According to the report, the debt of the Bangladesh government increased to 39.1 percent of the total GDP in the last financial year. In the current financial year, it will increase to 42.1 percent. Next year it will further increase to 42.4 percent. Among the less developed countries, Myanmar’s debt will increase by 61.3 percent of GDP this year. 47.8 percent of Nepal.
According to the IMF report, “In the last financial year, 8.7 percent of the total GDP of Bangladesh was revenue income. In the current financial year, it may increase by only 1.1 percent to 8.8 percent. It may further increase to 9.3 percent in the coming year. 9.7 percent in FY 2024-25 and may increase to 10.3 percent in FY 2025-26. And in the current year, Myanmar’s revenue can be 13.9 percent of the GDP size, Nepal’s 21.6 percent. Which is much more than Bangladesh.
According to the report, the revenue of Bangladesh government is decreasing but the expenditure is increasing. The global recession has further increased spending on subsidies in various sectors. Last fiscal year, government expenditure was 12.6 percent of GDP. In the current financial year, it may increase to 14 and a half percent of GDP. In the next financial year, it may decrease to 14.4 percent. But due to the increase in the size of GDP, the quantity will increase even if the rate of expenditure decreases. In the following financial years, the rate of expenditure will exceed 15 percent of GDP.

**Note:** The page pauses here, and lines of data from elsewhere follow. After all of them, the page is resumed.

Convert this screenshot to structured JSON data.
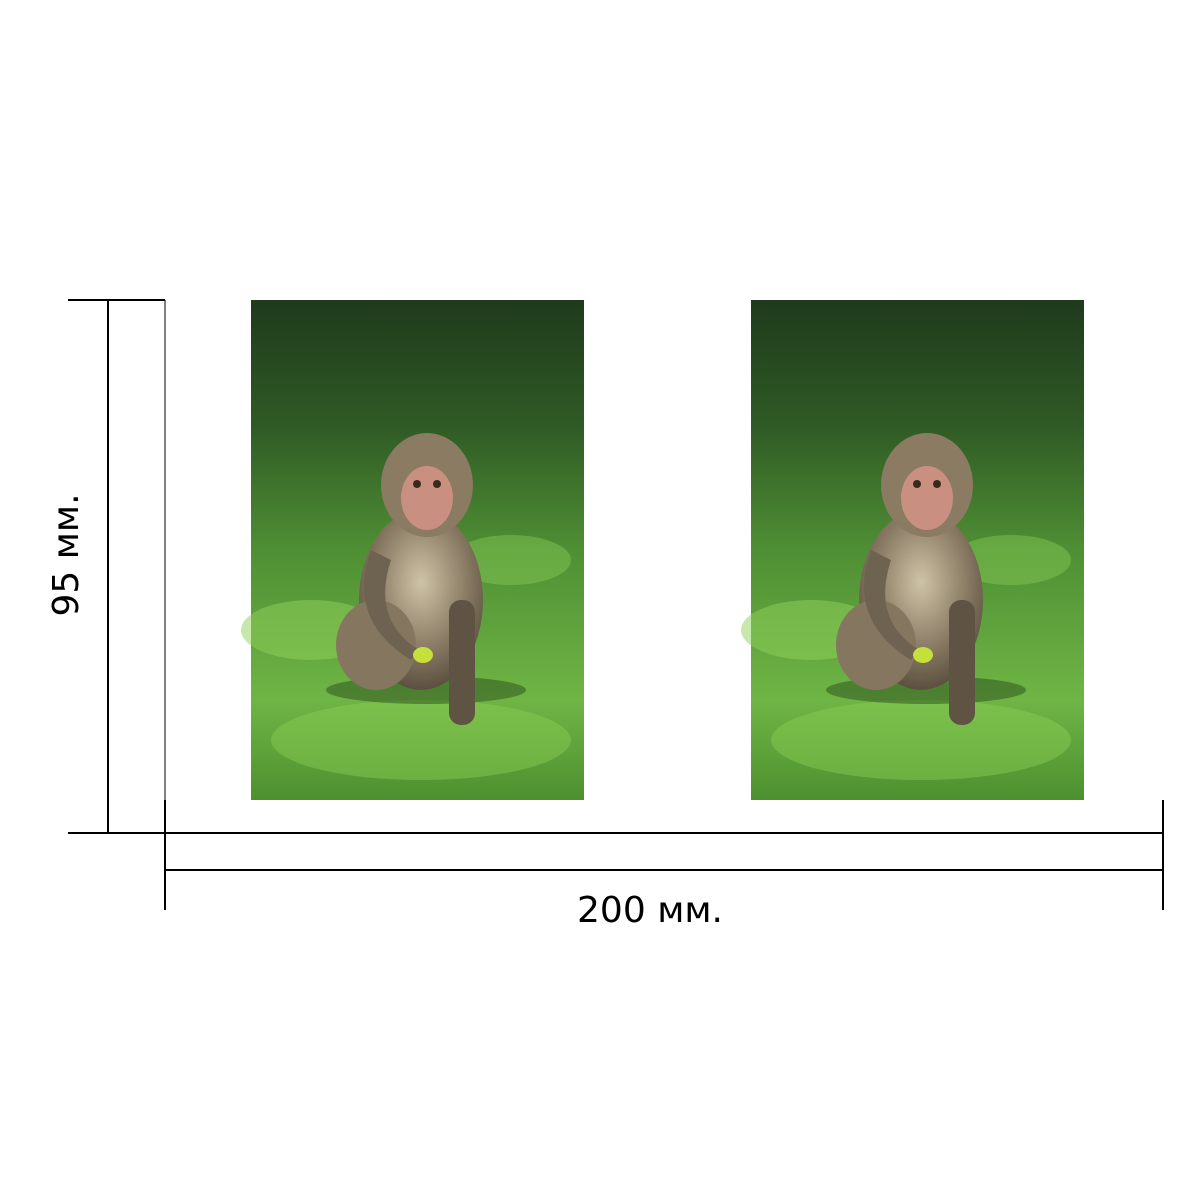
{
  "dimensions": {
    "height_label": "95 мм.",
    "width_label": "200 мм."
  }
}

And in the current year, Myanmar’s expenditure will be 18.6 percent of GDP and Nepal’s will be 26.1 percent. In other words, Bangladesh is quite behind compared to Nepal and Myanmar in the expenditure sector.
According to the report, the overall deficit in the financial management of the Bangladesh government was 3.8 percent of the GDP last fiscal year. This year it will increase by 5.6 percent. It will continue to decrease from the next financial year. Then it will come down to 5 percent. And in the current year, the deficit of Myanmar will be 4.8 percent of their total GDP and 4.5 percent of Nepal. Before Corona, the overall deficit from 2012 to 2019 was 3.5 percent. From the current year 2023 to 2028, the deficit will increase to 5.1 percent of GDP.
The report also says, ‘In the current year, the deficit in the global financial balance will increase. Last year the deficit in this sector was 4.7 percent. This year the deficit will increase by 5 percent. The deficit will continue to decrease from next year. Due to Corona, the biggest deficit was 9.6 percent in 2020.